“...Toma en cuenta que nunca duerme el
protector de Israel. El Señor es tu protector; el Señor es como tu sombra:
¡siempre está a tu mano derecha!” Salmos 121:4-5
El hombre de 44
años estaba desesperado, psicológicamente hablando, 'al borde de la locura', y
pensaba seriamente en cometer suicidio.
En un momento
de claridad, logró llamar al número telefónico de ayuda. Eran alrededor de las
2 de la mañana. Su llamada la recibió un pastor, consejero entrenado de la
Iglesia de Suecia.
El hombre
comenzó a contarle lo que le sucedía, mientras el pastor escuchaba en silencio.
Luego de hablar
durante casi cuatro minutos, el pobre hombre podía oír la respiración profunda
al otro lado de la línea, por lo que preguntó en voz bien fuerte: "¿Está
anotando lo que le digo?", ante lo cual el pastor se despertó... pero sólo
por unos breves minutos.
Al darse cuenta
que el pastor se había vuelto a dormir, el hombre colgó.
Lo bueno de
todo esto fue que, al ser ignorado de tal forma el hombre se enojó tanto, que se olvidó de la idea que había tenido
previamente de cometer suicidio.
La mayoría de
nosotros podemos comprender su enojo. Como pastor, muchas veces prediqué
sermones que no fueron escuchados por una gran parte de la congregación. Como
padre, sé que hubo momentos en que mis hijos no escucharon mis consejos.
Seguramente
usted también puede hacer su propia lista de momentos en que los demás estaban
tan despreocupados, que no prestaron atención a lo que usted les decía.
Gracias a Dios
que tenemos un Señor que siempre presta atención a las oraciones humildes y
sinceras de su pueblo. Como dice el salmista: "El Señor jamás duerme ni se
adormece".
Es tan sólo
otra forma de asegurarnos que el Señor está vigilante, y que constantemente nos
escucha, protege y bendice.
Y si se
pregunta por qué Dios hace esto por sus hijos, la respuesta es simple: debido a
Jesucristo, su Hijo, nuestro Salvador y hermano.
Esa es la razón
por lo cual elevamos nuestras oraciones "en el nombre de Jesús."

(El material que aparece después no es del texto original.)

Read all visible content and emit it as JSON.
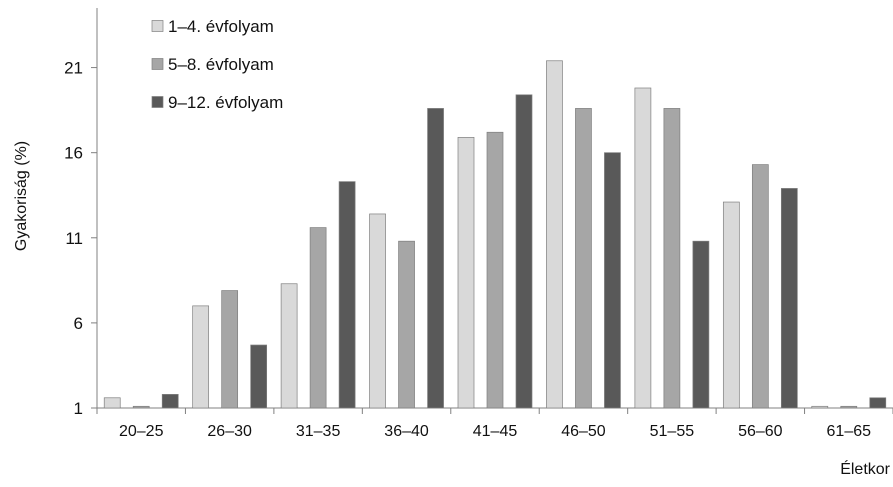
{
  "chart_data": {
    "type": "bar",
    "title": "",
    "ylabel": "Gyakoriság (%)",
    "xlabel": "Életkor",
    "categories": [
      "20–25",
      "26–30",
      "31–35",
      "36–40",
      "41–45",
      "46–50",
      "51–55",
      "56–60",
      "61–65"
    ],
    "yticks": [
      1,
      6,
      11,
      16,
      21
    ],
    "ylim": [
      1,
      24.5
    ],
    "grid": false,
    "legend_position": "top-left",
    "series": [
      {
        "name": "1–4. évfolyam",
        "color": "#d9d9d9",
        "values": [
          1.6,
          7.0,
          8.3,
          12.4,
          16.9,
          21.4,
          19.8,
          13.1,
          1.1
        ]
      },
      {
        "name": "5–8. évfolyam",
        "color": "#a6a6a6",
        "values": [
          1.1,
          7.9,
          11.6,
          10.8,
          17.2,
          18.6,
          18.6,
          15.3,
          1.1
        ]
      },
      {
        "name": "9–12. évfolyam",
        "color": "#595959",
        "values": [
          1.8,
          4.7,
          14.3,
          18.6,
          19.4,
          16.0,
          10.8,
          13.9,
          1.6
        ]
      }
    ]
  }
}
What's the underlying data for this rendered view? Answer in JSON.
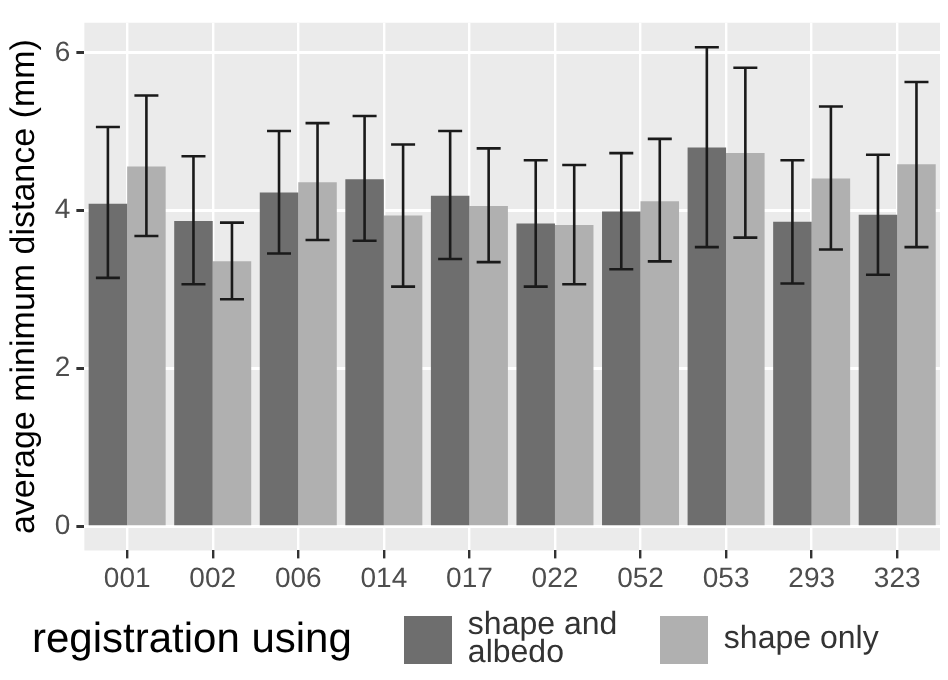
{
  "chart_data": {
    "type": "bar",
    "ylabel": "average minimum distance (mm)",
    "legend_title": "registration using",
    "categories": [
      "001",
      "002",
      "006",
      "014",
      "017",
      "022",
      "052",
      "053",
      "293",
      "323"
    ],
    "series": [
      {
        "name": "shape and albedo",
        "color": "#6e6e6e",
        "values": [
          4.09,
          3.87,
          4.23,
          4.4,
          4.19,
          3.84,
          3.99,
          4.8,
          3.86,
          3.95
        ],
        "errors": [
          [
            3.15,
            5.06
          ],
          [
            3.07,
            4.69
          ],
          [
            3.46,
            5.01
          ],
          [
            3.62,
            5.2
          ],
          [
            3.39,
            5.01
          ],
          [
            3.04,
            4.64
          ],
          [
            3.26,
            4.73
          ],
          [
            3.54,
            6.07
          ],
          [
            3.08,
            4.64
          ],
          [
            3.19,
            4.71
          ]
        ]
      },
      {
        "name": "shape only",
        "color": "#b0b0b0",
        "values": [
          4.56,
          3.36,
          4.36,
          3.94,
          4.06,
          3.82,
          4.12,
          4.73,
          4.41,
          4.59
        ],
        "errors": [
          [
            3.68,
            5.46
          ],
          [
            2.88,
            3.85
          ],
          [
            3.63,
            5.11
          ],
          [
            3.04,
            4.84
          ],
          [
            3.35,
            4.79
          ],
          [
            3.07,
            4.58
          ],
          [
            3.36,
            4.91
          ],
          [
            3.66,
            5.81
          ],
          [
            3.51,
            5.32
          ],
          [
            3.54,
            5.63
          ]
        ]
      }
    ],
    "ylim": [
      -0.3,
      6.38
    ],
    "yticks": [
      0,
      2,
      4,
      6
    ],
    "grid": true,
    "legend": "bottom"
  }
}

ORACIÓN. Señor Dios, te doy gracias porque
debido a lo que Jesús ha hecho, me has adoptado como miembro de tu familia en
la fe. Y aún más, me regocijo porque siempre estás dispuesto a escuchar mis
oraciones; a ayudarme en mi necesidad y protegerme. Padre celestial, ayúdame a
estar igualmente listo a escucharte. En el nombre de Jesús. Amén.